Thursday, March 26, 2015

Abraham Lincoln: "C" List Speaker?

I hold a grudging admiration of Abraham Lincoln. His personal story inspires and amazes. A fitting emblem of a hardier time, he knew the cost of physical labor, the importance of self-improvement, and the value of reasoned explication of the principles to which he adhered. At the same time, he held an odious opinion regarding the ability of whites and blacks to co-exist. Worse, in pursuit of saving the Union, he undertook a regrettable assault on civil liberties, adopted a program of involuntary servitude, and imposed an unconstitutional income tax.

Still, this autodidact was a master rhetorician. Consider, for example the profundity of his 272 word address at the dedication of a battlefield cemetery at Gettysburg:




Lincoln was not the marquis speaker that day in Gettysburg. That honor fell to Edward Everett, a renowned American orator, Massachusetts governor, member of Congress, and President of Harvard University. His oration, which preceded Lincoln’s, extended two hours. Lincoln’s remarks, by contrast, extended two minutes. Everett recounted the battle of Gettysburg, illuminated its causes, costs, and consequences, and likened this act of State – the dedication of a national battlefield cemetery – to the solemn and somber honors by the Athenians to noble and honored war dead.


For all its force, emotion and power, Lincoln’s 272 words are, to this day, among the most recognized of public remarks. Brevity, however, was not his only rhetorical tool.

Lincoln, a lawyer, mastered facts, sifted principles, and spoke plainly. Among his extended speeches, his speech at the Cooper Institute in 1859 is my favorite. Lincoln’s address is often referred to as the Cooper Union address. It was one of a series sponsored by the Brooklyn, New York church of leading abolitionist Henry Ward Beecher. When Lincoln agreed to give a speech on the condition that it might be a political one, the Young Republicans of New York assumed sponsorship of the event and the venue was moved to the Cooper Institute.

In the Cooper Union address, line by line, precept by precept, Lincoln built a case that soundly and completely refuted the two year old decision of the Supreme Court in Dred Scott v. Sandford. In Dred Scott, the Supreme Court ruled that Congress lacked power under the Constitution to restrict slavery in the federal territories. Lincoln’s scholarly refutation built the case that the majority, at least, of the Framers of the Constitution expressly held the view that Congress would have power to regulate and restrict slave-holding in the territories.

But Lincoln did more than refute the contemptible Dred Scott decision (contemptible for its miasmic contention that blacks were not, nor could ever be, citizens within the meaning of that term as used in the Constitution). He set in sharp relief the severe conflict that would fulminate and then culminate in the War between the States:





Lincoln’s Cooper Union address, and others made on the same East Coast and New England tour, was the equivalent in Lincoln’s day to modern politicians’ trips to Iowa and New Hampshire.
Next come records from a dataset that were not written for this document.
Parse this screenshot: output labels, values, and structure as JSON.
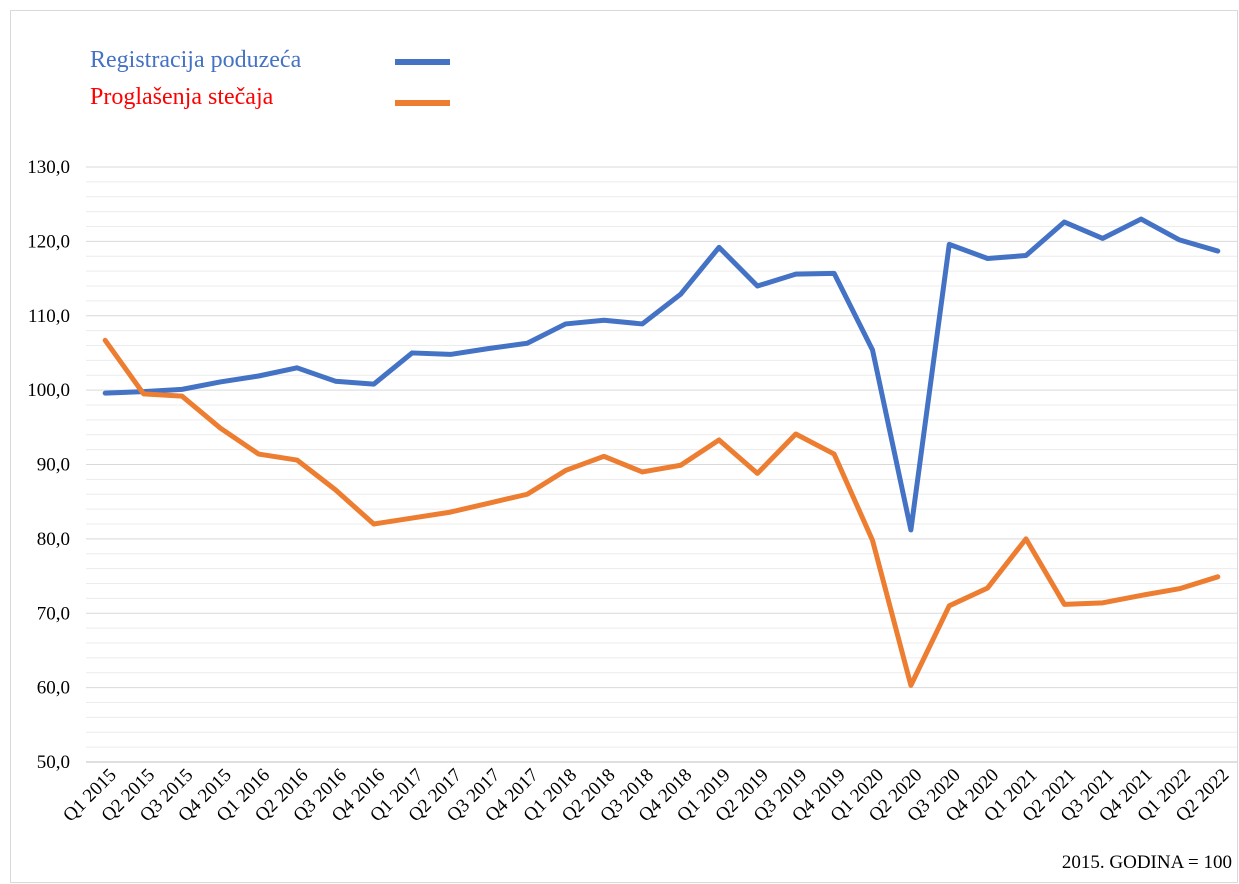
{
  "chart_data": {
    "type": "line",
    "categories": [
      "Q1 2015",
      "Q2 2015",
      "Q3 2015",
      "Q4 2015",
      "Q1 2016",
      "Q2 2016",
      "Q3 2016",
      "Q4 2016",
      "Q1 2017",
      "Q2 2017",
      "Q3 2017",
      "Q4 2017",
      "Q1 2018",
      "Q2 2018",
      "Q3 2018",
      "Q4 2018",
      "Q1 2019",
      "Q2 2019",
      "Q3 2019",
      "Q4 2019",
      "Q1 2020",
      "Q2 2020",
      "Q3 2020",
      "Q4 2020",
      "Q1 2021",
      "Q2 2021",
      "Q3 2021",
      "Q4 2021",
      "Q1 2022",
      "Q2 2022"
    ],
    "series": [
      {
        "name": "Registracija poduzeća",
        "color": "#4472c4",
        "legend_text_color": "#4472c4",
        "values": [
          99.6,
          99.8,
          100.1,
          101.1,
          101.9,
          103.0,
          101.2,
          100.8,
          105.0,
          104.8,
          105.6,
          106.3,
          108.9,
          109.4,
          108.9,
          112.9,
          119.2,
          114.0,
          115.6,
          115.7,
          105.4,
          81.2,
          119.6,
          117.7,
          118.1,
          122.6,
          120.4,
          123.0,
          120.2,
          118.7
        ]
      },
      {
        "name": "Proglašenja stečaja",
        "color": "#ed7d31",
        "legend_text_color": "#ff0000",
        "values": [
          106.7,
          99.5,
          99.2,
          94.9,
          91.4,
          90.6,
          86.6,
          82.0,
          82.8,
          83.6,
          84.8,
          86.0,
          89.2,
          91.1,
          89.0,
          89.9,
          93.3,
          88.8,
          94.1,
          91.4,
          79.8,
          60.3,
          71.0,
          73.4,
          80.0,
          71.2,
          71.4,
          72.4,
          73.3,
          74.9
        ]
      }
    ],
    "ylim": [
      50,
      130
    ],
    "yticks": [
      {
        "value": 50,
        "label": "50,0"
      },
      {
        "value": 60,
        "label": "60,0"
      },
      {
        "value": 70,
        "label": "70,0"
      },
      {
        "value": 80,
        "label": "80,0"
      },
      {
        "value": 90,
        "label": "90,0"
      },
      {
        "value": 100,
        "label": "100,0"
      },
      {
        "value": 110,
        "label": "110,0"
      },
      {
        "value": 120,
        "label": "120,0"
      },
      {
        "value": 130,
        "label": "130,0"
      }
    ],
    "grid": true,
    "minor_grid": true,
    "note": "2015. GODINA = 100"
  }
}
As it turned out, the October 1859 address likely set in motion Lincoln’s nomination as the Republican candidate for President.

In the immediate aftermath of the speech, a small scandal threatened.

It was alleged that Lincoln was paid to give the speech. In his correspondence, in fact, he acknowledges receiving the sum of Two Hundred Dollars for expenses and the like. By today’s standards, that seems a modest sum. Allowing for inflation and the change in the value of the dollar between 1859 and today, he received then the equivalent of about $5700.00 in 2015 dollars for the address (although, as it seems, he also made substantial inroads to the Republican nomination with the speech).

Imagine that! Fifty seven hundred dollars paid in order to host, and to hear from, an attorney not then leading in polling inside his own political party. Second-, even third-tier, colleges and universities could afford such a speaker. But with such a discount rate, such a speaker would likely have been priced out as insufficiently lucrative to be managed by any self-respecting speakers’ bureau, according to this post from Nick Morgan.

In fact, as it turns out, Lincoln’s $200.00/$5700.00 speech marks him as quite the piker. In contrast, according to this post, Bill and Hillary Clinton each price out at about $200,000.00 per speech. Another way to think about those numbers is their value in 1859 dollars. It turns out to be a less-than-flattering comparison for Mr. Lincoln. Lincoln speaks for $200.00; Bill and Hillary can only be had for about $7,000.00. Even a time-traveling Karl Rove, the Republican operative, would have drawn a more princely sum than Lincoln, his current draw of about $25,000.00 per speech would have cost $825.00 in 1859 dollars.

And there you have it. Whether tyrant, or savior of the Union … the Great Emancipator or jackbooted thug. The most polarizing and passionate and reasoned man of his, and of many other, generations, a C List speaker!